I flipped the bill out of my hand as if it would have burned me. For a shaved second, I feared it would hang with us, telling me that I had waited too long, that I had allowed us to accelerate downward to a velocity far greater than we could survive. But the paper square tumbled away, racing below us toward the city lights.
“I feel it! Will! I feel it!”
“Yup.”
We descended. I couldn’t guess how fast. I had a feeling the landing was going to be ugly. But maybe it wouldn’t kill us.
She pulled me tight and kissed my cheek. I squeezed back. We held on for the ride, feeling relief and reaffirmation in the body we each held close.
We weren’t going to die in the stratosphere.
I looked down.
No, we were going to die of hypothermia in Lake Michigan.
30
“Will, are you seeing this?”
Escanaba lies not on Lake Michigan, but on a bay formed by a finger of land extending from the north into Lake Michigan. Descending now and driven by winds aloft running out of the northwest, a quick estimate of trajectory, rate of descent, and wind drift told me we were not going to land on solid ground. It would be close, but that meant little. My estimate of survival time in the water at this time of year, and this temperature, came to less than three minutes.
“Yeah.”
We dropped. We tracked over the center of town. The evening remained young, but the streets appeared deserted. I thought perhaps, as we got lower, we could start yelling for help. Get someone to launch a boat. A fine plan, except the slips along the waterfront were all empty. Maybe Escanaba had a Coast Guard station, or the fire department had a boat.

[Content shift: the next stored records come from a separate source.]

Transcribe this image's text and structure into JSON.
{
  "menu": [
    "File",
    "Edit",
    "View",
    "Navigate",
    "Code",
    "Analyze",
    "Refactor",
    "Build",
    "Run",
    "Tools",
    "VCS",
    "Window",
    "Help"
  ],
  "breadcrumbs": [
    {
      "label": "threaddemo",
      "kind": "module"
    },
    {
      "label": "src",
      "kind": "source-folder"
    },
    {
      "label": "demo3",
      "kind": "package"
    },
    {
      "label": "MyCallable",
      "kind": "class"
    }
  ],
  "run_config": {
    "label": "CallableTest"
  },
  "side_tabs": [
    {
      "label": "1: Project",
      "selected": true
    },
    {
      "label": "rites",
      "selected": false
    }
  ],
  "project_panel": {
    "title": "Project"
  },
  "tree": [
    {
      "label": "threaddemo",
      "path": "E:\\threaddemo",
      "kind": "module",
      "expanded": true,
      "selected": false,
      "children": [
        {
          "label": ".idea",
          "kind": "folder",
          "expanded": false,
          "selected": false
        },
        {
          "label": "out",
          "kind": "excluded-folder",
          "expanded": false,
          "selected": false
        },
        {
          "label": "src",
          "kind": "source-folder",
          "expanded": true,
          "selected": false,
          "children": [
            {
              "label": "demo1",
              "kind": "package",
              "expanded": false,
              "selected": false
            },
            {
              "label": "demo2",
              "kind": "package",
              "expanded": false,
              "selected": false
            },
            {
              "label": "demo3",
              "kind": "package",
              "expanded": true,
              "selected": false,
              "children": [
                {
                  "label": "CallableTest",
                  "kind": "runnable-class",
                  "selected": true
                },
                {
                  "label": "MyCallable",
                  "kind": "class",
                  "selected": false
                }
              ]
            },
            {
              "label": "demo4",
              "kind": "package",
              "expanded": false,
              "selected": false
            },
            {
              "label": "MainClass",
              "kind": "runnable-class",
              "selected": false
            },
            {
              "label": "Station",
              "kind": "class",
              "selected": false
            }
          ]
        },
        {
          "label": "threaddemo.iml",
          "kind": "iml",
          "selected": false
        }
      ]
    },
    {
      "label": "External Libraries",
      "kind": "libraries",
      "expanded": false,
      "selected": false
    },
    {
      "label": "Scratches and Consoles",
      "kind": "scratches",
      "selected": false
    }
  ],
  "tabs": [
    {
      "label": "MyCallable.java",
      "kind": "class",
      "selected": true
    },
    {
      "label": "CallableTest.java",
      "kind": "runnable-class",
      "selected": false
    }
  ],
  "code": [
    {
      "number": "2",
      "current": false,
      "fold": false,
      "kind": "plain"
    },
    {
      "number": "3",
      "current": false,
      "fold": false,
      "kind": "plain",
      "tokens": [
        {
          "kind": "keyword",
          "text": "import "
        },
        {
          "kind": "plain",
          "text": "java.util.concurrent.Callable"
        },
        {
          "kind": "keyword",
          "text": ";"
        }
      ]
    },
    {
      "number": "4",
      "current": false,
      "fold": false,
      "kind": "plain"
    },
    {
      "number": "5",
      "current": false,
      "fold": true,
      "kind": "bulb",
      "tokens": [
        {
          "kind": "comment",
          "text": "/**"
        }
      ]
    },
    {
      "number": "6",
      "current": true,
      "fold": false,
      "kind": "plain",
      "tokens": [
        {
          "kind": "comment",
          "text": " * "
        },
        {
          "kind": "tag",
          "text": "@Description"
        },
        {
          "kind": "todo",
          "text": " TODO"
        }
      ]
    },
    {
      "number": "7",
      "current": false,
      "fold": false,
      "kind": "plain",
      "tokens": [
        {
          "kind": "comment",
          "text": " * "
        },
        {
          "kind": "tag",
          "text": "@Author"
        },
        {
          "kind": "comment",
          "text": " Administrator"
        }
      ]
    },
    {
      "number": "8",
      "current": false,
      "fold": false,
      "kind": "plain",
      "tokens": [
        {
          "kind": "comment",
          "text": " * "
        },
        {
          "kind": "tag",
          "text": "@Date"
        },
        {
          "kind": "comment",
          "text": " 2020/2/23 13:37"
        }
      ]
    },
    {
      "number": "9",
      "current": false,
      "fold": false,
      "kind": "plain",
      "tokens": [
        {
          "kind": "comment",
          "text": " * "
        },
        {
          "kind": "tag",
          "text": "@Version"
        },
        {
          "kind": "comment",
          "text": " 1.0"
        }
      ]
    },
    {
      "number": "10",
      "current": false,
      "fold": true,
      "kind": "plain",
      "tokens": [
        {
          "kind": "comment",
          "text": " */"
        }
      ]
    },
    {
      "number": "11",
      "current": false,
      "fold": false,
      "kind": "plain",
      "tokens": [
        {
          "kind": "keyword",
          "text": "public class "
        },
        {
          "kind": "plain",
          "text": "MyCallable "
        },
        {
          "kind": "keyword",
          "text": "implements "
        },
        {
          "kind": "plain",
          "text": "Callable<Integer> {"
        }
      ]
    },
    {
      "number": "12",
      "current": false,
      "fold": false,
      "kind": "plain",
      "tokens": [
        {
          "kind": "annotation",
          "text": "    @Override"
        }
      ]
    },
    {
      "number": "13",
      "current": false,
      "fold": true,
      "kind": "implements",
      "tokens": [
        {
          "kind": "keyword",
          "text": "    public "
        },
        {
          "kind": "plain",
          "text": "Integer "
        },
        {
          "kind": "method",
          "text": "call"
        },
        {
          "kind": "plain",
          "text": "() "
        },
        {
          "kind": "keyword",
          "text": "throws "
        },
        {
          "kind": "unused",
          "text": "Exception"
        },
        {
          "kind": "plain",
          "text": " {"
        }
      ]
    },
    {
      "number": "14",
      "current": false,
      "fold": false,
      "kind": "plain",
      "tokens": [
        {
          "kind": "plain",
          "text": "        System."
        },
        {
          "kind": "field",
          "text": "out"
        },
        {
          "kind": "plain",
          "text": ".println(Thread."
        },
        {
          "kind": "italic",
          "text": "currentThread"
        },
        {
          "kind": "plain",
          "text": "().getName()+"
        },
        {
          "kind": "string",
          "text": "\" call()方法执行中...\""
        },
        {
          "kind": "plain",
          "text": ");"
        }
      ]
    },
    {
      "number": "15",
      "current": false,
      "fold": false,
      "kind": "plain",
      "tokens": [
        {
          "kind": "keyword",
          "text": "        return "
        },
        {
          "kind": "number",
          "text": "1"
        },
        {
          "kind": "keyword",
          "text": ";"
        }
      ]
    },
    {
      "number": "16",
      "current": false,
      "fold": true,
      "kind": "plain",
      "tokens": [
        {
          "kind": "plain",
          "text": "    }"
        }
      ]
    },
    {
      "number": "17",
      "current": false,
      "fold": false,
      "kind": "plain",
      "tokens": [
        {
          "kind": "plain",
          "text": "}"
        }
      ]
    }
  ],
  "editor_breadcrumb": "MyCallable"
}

“Can we increase our rate of descent?”
Death by drowning or death by impact.
“I’m thinking,” I said. Of what, I had no idea. “There are two reasons I wish I had Lane with me instead of you.”
“Lane?”
“Yeah. First, I think she might come up with something, because she’s smart as hell, and I’m coming up with jack.”
“Second?”
“Second, I just wish you weren’t here.”
She gave me a squeeze.
“Aw, you say the nicest things.”
I kept thinking. It didn’t help.
We dropped below one thousand feet. The shoreline approached.
What would Lane tell you? About inertia. About weightlessness.
We reached five hundred feet. A road, a parking lot, some waterfront walkways and piers lay between us and the water.
“We’ll drop as soon as its safe. As close to the shore as we can. As soon as we hit the water, kick off your shoes and jacket and swim like hell. DO NOT look for me, because I won’t be looking for you. I need you to swim like there’s a goddamned shark on your ass.”
“I can’t leave you.”
“You can’t save me, and I can’t save you. We save ourselves, or we both die. Don’t worry about me. All you’ll see of me is my cute butt. Follow it.”
“That’s what got me in this mess.”
Two hundred feet. We passed over the parking lot.
Over the walkway.
Over water.
A hundred feet. Still too high. We’d die hitting the water.
“Get as much air in you as you can on the way down,” I told her.
Seventy feet. We continued drifting over the bay. Ten yards. Twenty. Thirty yards from shore. Too far.
How high was that pool platform? The one I thought I’d never dive from?
We were at twice that height.
“We’re getting too far out, Will. We need to drop!”
Too soon.
“Will!”
We drifted and continued the slow descent. City lights reflected on the surface of the water, but now we were fifty yards out. In warm water, the swim would have been easy. I’m a good swimmer. Andy’s better. But the cold would kill us.